Father Koesler had spent considerable time selecting the three Scripture readings for this service. Brought together, as he would attempt to do in his homily, they should convey exactly the message he wished to leave with this congregation.
He could not bring himself to consider this present group as mourners. Ridley Groendal appeared to have one genuine mourner. Perhaps, counting himself, two. The others? Most of them merely the curious, though some were faithful parishioners with nothing better to do, and a few were victims of Rid’s acerbic pen who wanted to make sure their antagonist was truly dead and buried.
Finally, there were the special four, singularly selected by Groendal as targets of his distinctive venom.
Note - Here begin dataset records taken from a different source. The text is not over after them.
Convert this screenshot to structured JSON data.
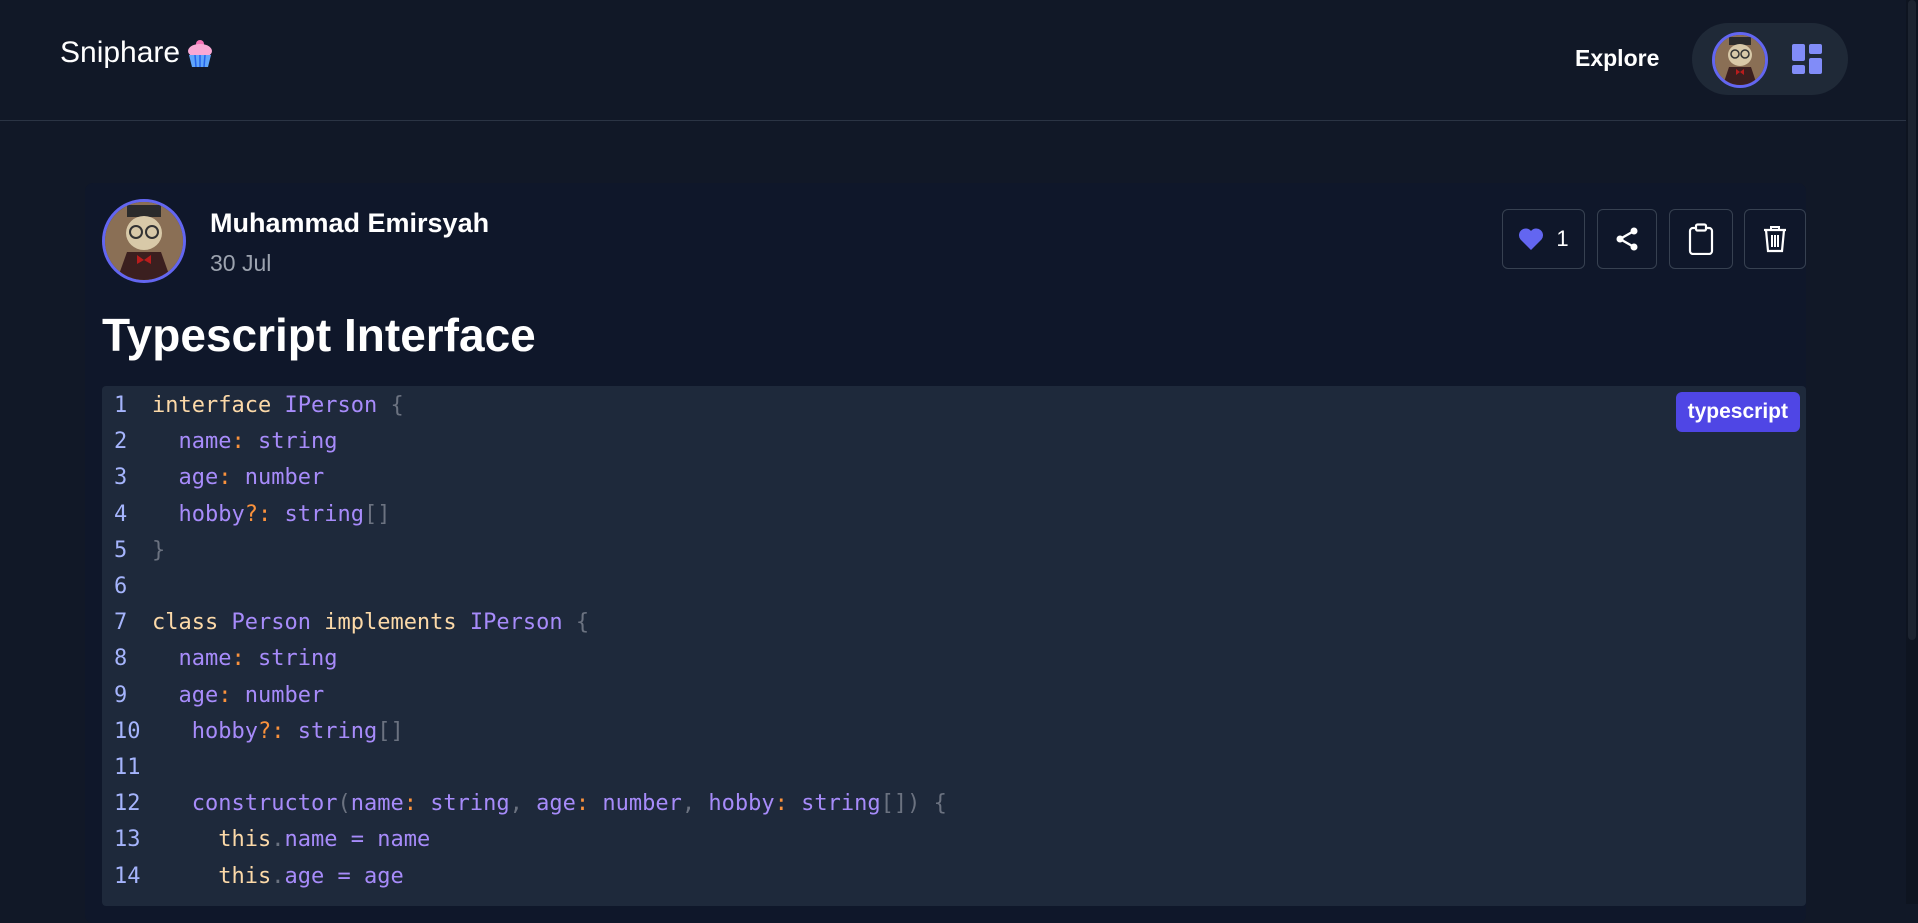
{
  "header": {
    "brand": "Sniphare",
    "nav_explore": "Explore"
  },
  "post": {
    "author_name": "Muhammad Emirsyah",
    "date": "30 Jul",
    "title": "Typescript Interface",
    "like_count": "1",
    "language": "typescript"
  },
  "code": {
    "lines": [
      {
        "n": "1",
        "tokens": [
          [
            "kw",
            "interface"
          ],
          [
            "t",
            " "
          ],
          [
            "id",
            "IPerson"
          ],
          [
            "t",
            " "
          ],
          [
            "pn",
            "{"
          ]
        ]
      },
      {
        "n": "2",
        "tokens": [
          [
            "t",
            "  "
          ],
          [
            "id",
            "name"
          ],
          [
            "op",
            ":"
          ],
          [
            "t",
            " "
          ],
          [
            "id",
            "string"
          ]
        ]
      },
      {
        "n": "3",
        "tokens": [
          [
            "t",
            "  "
          ],
          [
            "id",
            "age"
          ],
          [
            "op",
            ":"
          ],
          [
            "t",
            " "
          ],
          [
            "id",
            "number"
          ]
        ]
      },
      {
        "n": "4",
        "tokens": [
          [
            "t",
            "  "
          ],
          [
            "id",
            "hobby"
          ],
          [
            "op",
            "?:"
          ],
          [
            "t",
            " "
          ],
          [
            "id",
            "string"
          ],
          [
            "pn",
            "[]"
          ]
        ]
      },
      {
        "n": "5",
        "tokens": [
          [
            "pn",
            "}"
          ]
        ]
      },
      {
        "n": "6",
        "tokens": []
      },
      {
        "n": "7",
        "tokens": [
          [
            "kw",
            "class"
          ],
          [
            "t",
            " "
          ],
          [
            "id",
            "Person"
          ],
          [
            "t",
            " "
          ],
          [
            "kw",
            "implements"
          ],
          [
            "t",
            " "
          ],
          [
            "id",
            "IPerson"
          ],
          [
            "t",
            " "
          ],
          [
            "pn",
            "{"
          ]
        ]
      },
      {
        "n": "8",
        "tokens": [
          [
            "t",
            "  "
          ],
          [
            "id",
            "name"
          ],
          [
            "op",
            ":"
          ],
          [
            "t",
            " "
          ],
          [
            "id",
            "string"
          ]
        ]
      },
      {
        "n": "9",
        "tokens": [
          [
            "t",
            "  "
          ],
          [
            "id",
            "age"
          ],
          [
            "op",
            ":"
          ],
          [
            "t",
            " "
          ],
          [
            "id",
            "number"
          ]
        ]
      },
      {
        "n": "10",
        "tokens": [
          [
            "t",
            "   "
          ],
          [
            "id",
            "hobby"
          ],
          [
            "op",
            "?:"
          ],
          [
            "t",
            " "
          ],
          [
            "id",
            "string"
          ],
          [
            "pn",
            "[]"
          ]
        ]
      },
      {
        "n": "11",
        "tokens": []
      },
      {
        "n": "12",
        "tokens": [
          [
            "t",
            "   "
          ],
          [
            "id",
            "constructor"
          ],
          [
            "pn",
            "("
          ],
          [
            "id",
            "name"
          ],
          [
            "op",
            ":"
          ],
          [
            "t",
            " "
          ],
          [
            "id",
            "string"
          ],
          [
            "pn",
            ","
          ],
          [
            "t",
            " "
          ],
          [
            "id",
            "age"
          ],
          [
            "op",
            ":"
          ],
          [
            "t",
            " "
          ],
          [
            "id",
            "number"
          ],
          [
            "pn",
            ","
          ],
          [
            "t",
            " "
          ],
          [
            "id",
            "hobby"
          ],
          [
            "op",
            ":"
          ],
          [
            "t",
            " "
          ],
          [
            "id",
            "string"
          ],
          [
            "pn",
            "[])"
          ],
          [
            "t",
            " "
          ],
          [
            "pn",
            "{"
          ]
        ]
      },
      {
        "n": "13",
        "tokens": [
          [
            "t",
            "     "
          ],
          [
            "kw",
            "this"
          ],
          [
            "pn",
            "."
          ],
          [
            "id",
            "name"
          ],
          [
            "t",
            " "
          ],
          [
            "id",
            "="
          ],
          [
            "t",
            " "
          ],
          [
            "id",
            "name"
          ]
        ]
      },
      {
        "n": "14",
        "tokens": [
          [
            "t",
            "     "
          ],
          [
            "kw",
            "this"
          ],
          [
            "pn",
            "."
          ],
          [
            "id",
            "age"
          ],
          [
            "t",
            " "
          ],
          [
            "id",
            "="
          ],
          [
            "t",
            " "
          ],
          [
            "id",
            "age"
          ]
        ]
      }
    ]
  }
}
Koesler wondered about their present state of mind. Koesler wondered about them a lot.
Though she was extremely diminutive, Koesler was able to spot Valerie Walsh seated near the rear of the church. Locating her was really more difficult, since she was not accompanied by her pro basketball-size husband, “Red.”
In Ridley Groendal’s adolescent and adult life, there had been six pivotal characters. Five of them—Peter Harison, David Palmer, Carroll Mitchell, Charlie Hogan, and Valerie Walsh—were here. Of these, the one who seemed entirely out of place was Valerie.
Harison was what was euphemistically referred to as Groendal’s “significant other.” Beyond that, the two were fast friends. Between Groendal and the others was a free-flowing stream of enmity. Palmer, Mitchell, and Hogan had clashed with Groendal in their younger lives and ever since had figuratively been at war. But the much younger Valerie had not been a participant in any similar relationship.